A recent study found a new pattern for quitting tobacco, which aid is the best for the success at quitting tobacco? Can be predicted from the way a smoker’s body processes nicotine or from his metabolism process. Although, some study was conducted in the past to examine the relationship between metabolism and smoking cessation treatments, but the metabolisms of individuals were not tested before the individuals were randomly assigned to treatments in these studies. Also, no previous studies examined varenicline as a newer cessation medication.

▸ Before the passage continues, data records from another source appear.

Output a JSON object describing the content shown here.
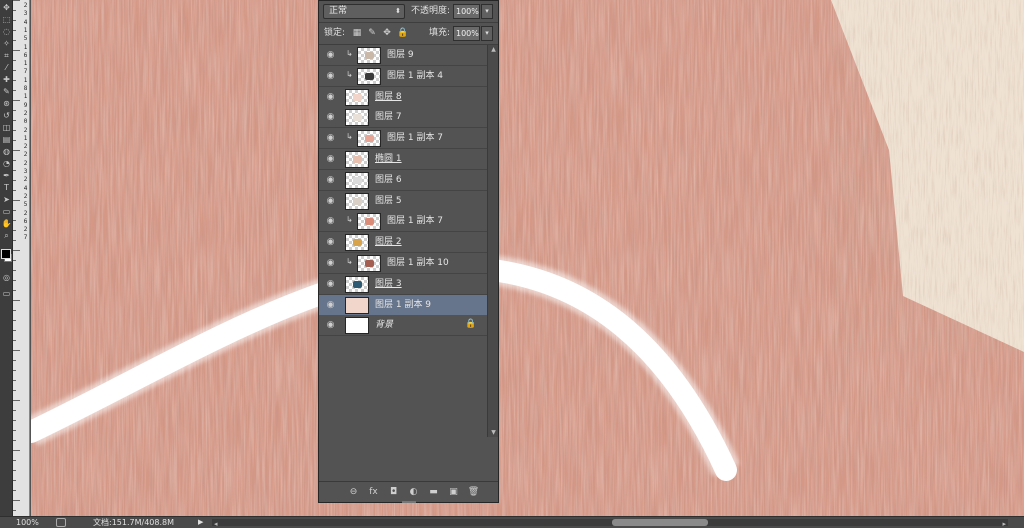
{
  "canvas_colors": {
    "base": "#d69886",
    "dark": "#bf7a66",
    "light": "#ecc3b3",
    "cream": "#efe2d3",
    "stroke": "#ffffff"
  },
  "toolbar": {
    "tools": [
      "move-icon",
      "marquee-icon",
      "lasso-icon",
      "quick-select-icon",
      "crop-icon",
      "eyedropper-icon",
      "healing-brush-icon",
      "brush-icon",
      "clone-stamp-icon",
      "history-brush-icon",
      "eraser-icon",
      "gradient-icon",
      "blur-icon",
      "dodge-icon",
      "pen-icon",
      "type-icon",
      "path-select-icon",
      "shape-icon",
      "hand-icon",
      "zoom-icon"
    ],
    "quickmask_label": "◎",
    "screenmode_label": "▭"
  },
  "ruler": {
    "numbers": [
      "2",
      "3",
      "4",
      "1",
      "5",
      "1",
      "6",
      "1",
      "7",
      "1",
      "8",
      "1",
      "9",
      "2",
      "0",
      "2",
      "1",
      "2",
      "2",
      "2",
      "3",
      "2",
      "4",
      "2",
      "5",
      "2",
      "6",
      "2",
      "7"
    ]
  },
  "layers_panel": {
    "blend_mode": "正常",
    "opacity_label": "不透明度:",
    "opacity_value": "100%",
    "lock_label": "锁定:",
    "fill_label": "填充:",
    "fill_value": "100%",
    "layers": [
      {
        "name": "图层 9",
        "clipped": true,
        "style": "plain",
        "thumb": "#c9b8a8",
        "selected": false
      },
      {
        "name": "图层 1 副本 4",
        "clipped": true,
        "style": "plain",
        "thumb": "#3a3a3a",
        "selected": false
      },
      {
        "name": "图层 8",
        "clipped": false,
        "style": "underline",
        "thumb": "#f2d4c8",
        "selected": false
      },
      {
        "name": "图层 7",
        "clipped": false,
        "style": "plain",
        "thumb": "#e9e0d8",
        "selected": false
      },
      {
        "name": "图层 1 副本 7",
        "clipped": true,
        "style": "plain",
        "thumb": "#e7a596",
        "selected": false
      },
      {
        "name": "椭圆 1",
        "clipped": false,
        "style": "underline",
        "thumb": "#e7c0b0",
        "selected": false
      },
      {
        "name": "图层 6",
        "clipped": false,
        "style": "plain",
        "thumb": "#dcdcdc",
        "selected": false
      },
      {
        "name": "图层 5",
        "clipped": false,
        "style": "plain",
        "thumb": "#d9d0c8",
        "selected": false
      },
      {
        "name": "图层 1 副本 7",
        "clipped": true,
        "style": "plain",
        "thumb": "#d98d79",
        "selected": false
      },
      {
        "name": "图层 2",
        "clipped": false,
        "style": "underline",
        "thumb": "#d7a34d",
        "selected": false
      },
      {
        "name": "图层 1 副本 10",
        "clipped": true,
        "style": "plain",
        "thumb": "#a35f51",
        "selected": false
      },
      {
        "name": "图层 3",
        "clipped": false,
        "style": "underline",
        "thumb": "#2f5a73",
        "selected": false
      },
      {
        "name": "图层 1 副本 9",
        "clipped": false,
        "style": "plain",
        "thumb": "#f1d6cc",
        "selected": true
      },
      {
        "name": "背景",
        "clipped": false,
        "style": "italic",
        "thumb": "#ffffff",
        "selected": false,
        "locked": true
      }
    ],
    "footer_icons": [
      {
        "name": "link-layers-icon",
        "glyph": "⊖"
      },
      {
        "name": "layer-style-fx-icon",
        "glyph": "fx"
      },
      {
        "name": "add-mask-icon",
        "glyph": "◘"
      },
      {
        "name": "adjustment-layer-icon",
        "glyph": "◐"
      },
      {
        "name": "new-group-folder-icon",
        "glyph": "▬"
      },
      {
        "name": "new-layer-icon",
        "glyph": "▣"
      },
      {
        "name": "delete-layer-trash-icon",
        "glyph": "🗑"
      }
    ]
  },
  "status": {
    "zoom": "100%",
    "doc_info": "文档:151.7M/408.8M",
    "menu_arrow": "▶"
  }
}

This recent study is a multi-center alliance by researchers from the Centre for Addiction and Health at the University of Toronto, Canada, the State University of New York at Buffalo, NY, the Perelman School of Medicine at the University of Pennsylvania in Philadelphia, and The University of Texas MD Anderson Cancer Center in Houston.

The research outcome of the research based on smokers metabolism process, up to 60 percent of the smokers are normalized metabolizers, while the rest are slow metabolizers and also found that it might be better off using a medicine than nicotine patches. Also, experts argued the cost-effectiveness of these extra tests would need to be determined. The outcomes of the research purported to be the first of its kind  and published in The Lancet Respiratory Medicine.

To compare the efficiency of nicotine patches or the drug varenicline, the researcher took a sample of 1,246 people who want to quit smoking and seeking treatment from the above four medical centers. Examining the metabolisms of the participants, the researchers divided the participants into two groups, among them 662 participants were slow metabolizers and 584 were considered to be normal metabolizers.

From the University of Pennsylvania, US, Professor Caryn Lerman, who co-led the research published in the journal that, “As many as 65 percent of smokers who try to quit relapse within the first week”.